Let me give you an example. SEMRush has no data on the keyword “bowtiedopossum”. When I go to GSC and check how many impressions and clicks I have for the last 3 months, it’s 95 and 46 respectively.
The reason for this is because all of these SEO tools use sampling. They get their data from clickstream data. This clickstream data isn’t from every browser on the planet so they’re forced to extrapolate the data. This can shift the data majorly up or down for low volume keywords and sites.
An extreme version of this is below.

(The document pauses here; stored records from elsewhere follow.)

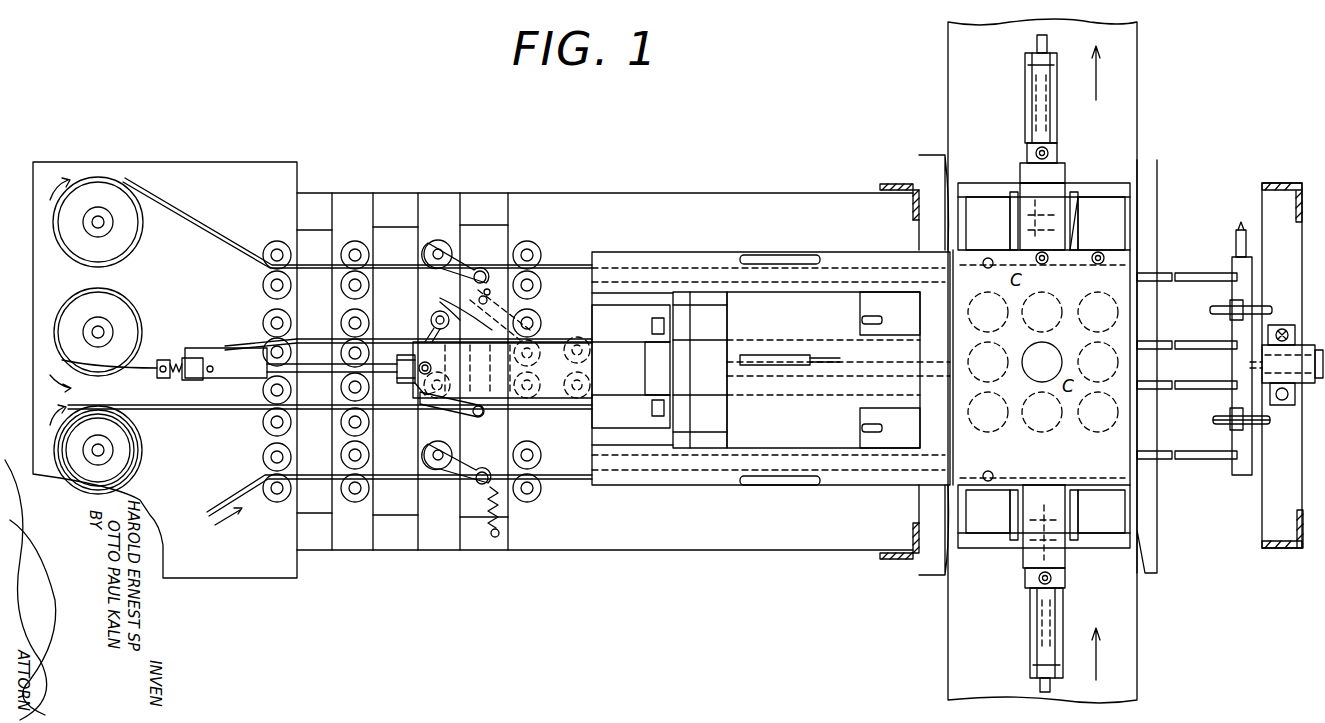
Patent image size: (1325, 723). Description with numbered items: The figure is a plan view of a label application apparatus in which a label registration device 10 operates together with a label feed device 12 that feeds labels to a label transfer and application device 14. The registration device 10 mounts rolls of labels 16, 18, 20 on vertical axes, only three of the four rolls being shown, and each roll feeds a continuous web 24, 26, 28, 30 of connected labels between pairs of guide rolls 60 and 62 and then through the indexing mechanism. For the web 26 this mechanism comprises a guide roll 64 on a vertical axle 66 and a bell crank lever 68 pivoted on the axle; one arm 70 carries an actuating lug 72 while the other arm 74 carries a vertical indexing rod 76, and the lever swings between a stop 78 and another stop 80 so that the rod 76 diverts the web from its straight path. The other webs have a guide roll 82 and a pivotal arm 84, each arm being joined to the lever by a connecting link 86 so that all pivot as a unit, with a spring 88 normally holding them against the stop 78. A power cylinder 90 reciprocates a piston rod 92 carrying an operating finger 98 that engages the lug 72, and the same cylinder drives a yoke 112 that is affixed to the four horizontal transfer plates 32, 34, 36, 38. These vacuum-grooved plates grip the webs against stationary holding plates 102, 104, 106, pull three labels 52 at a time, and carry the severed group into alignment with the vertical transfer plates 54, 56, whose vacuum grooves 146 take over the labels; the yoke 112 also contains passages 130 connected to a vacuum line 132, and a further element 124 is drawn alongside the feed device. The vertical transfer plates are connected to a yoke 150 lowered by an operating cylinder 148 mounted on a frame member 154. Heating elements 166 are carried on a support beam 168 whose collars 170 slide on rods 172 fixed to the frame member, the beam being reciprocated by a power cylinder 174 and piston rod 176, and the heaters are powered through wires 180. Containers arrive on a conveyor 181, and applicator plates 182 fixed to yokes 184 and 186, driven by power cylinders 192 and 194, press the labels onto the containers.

The label registration device 10 is at (458, 177).
The label feed device 12 is at (838, 180).
The label transfer and application device 14 is at (1167, 148).
The roll of labels 16 is at (128, 243).
The roll of labels 18 is at (125, 325).
The roll of labels 20 is at (138, 450).
The web 24 is at (222, 248).
The web 26 is at (125, 372).
The web 28 is at (190, 412).
The web 30 is at (217, 508).
The horizontal transfer plate 32 is at (592, 262).
The horizontal transfer plate 34 is at (631, 350).
The horizontal transfer plate 36 is at (631, 411).
The horizontal transfer plate 38 is at (592, 458).
The labels 52 is at (953, 272).
The end vertical transfer plate 54 is at (1098, 304).
The end vertical transfer plate 56 is at (1099, 396).
The guide roll 60 is at (282, 234).
The guide roll 62 is at (362, 236).
The guide roll 64 is at (430, 314).
The vertical axle 66 is at (426, 330).
The bell crank lever 68 is at (438, 300).
The arm 70 is at (408, 348).
The actuating lug 72 is at (410, 387).
The arm 74 is at (533, 292).
The indexing rod 76 is at (507, 402).
The stop 78 is at (502, 370).
The stop 80 is at (470, 300).
The guide roll 82 is at (436, 241).
The arm 84 is at (478, 270).
The connecting link 86 is at (507, 440).
The spring 88 is at (500, 514).
The power cylinder 90 is at (549, 320).
The piston rod 92 is at (247, 374).
The operating finger 98 is at (194, 348).
The stationary holding plate 102 is at (602, 490).
The stationary holding plate 104 is at (846, 355).
The stationary holding plate 106 is at (627, 258).
The yoke 112 is at (727, 316).
The guide rod 124 is at (806, 255).
The passages 130 is at (860, 416).
The vacuum line 132 is at (890, 313).
The vacuum grooves 146 is at (1028, 246).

I can assure you that at no point has my Substack received 100k visitors in a month.
For today’s post, I’ll go over when it’s a good idea to use GSC vs SEO tools and how to do it.
Note: If you’re 10-15 pages into your website, go up to the top of the browser and hit the tiny X. None of this is going to help you if you haven’t been pushing out content.
Anchor Text
Let’s assume you did poor KW research, have some pages written from before you learned how to properly target KWs, or you’re running a Substack that’s not really made to target specific KWs.
The latter is the example we’re going to use. I didn’t intend for the WiFi Money post to rank for anything but when I saw that I was on the bottom of page 2 for the term “WiFi Money”, I had to do something.
If you accidently rank for something, you can double down on that KW. Utilize what Google thinks your post is about to strategically build anchor text within your ecosystem for that KW.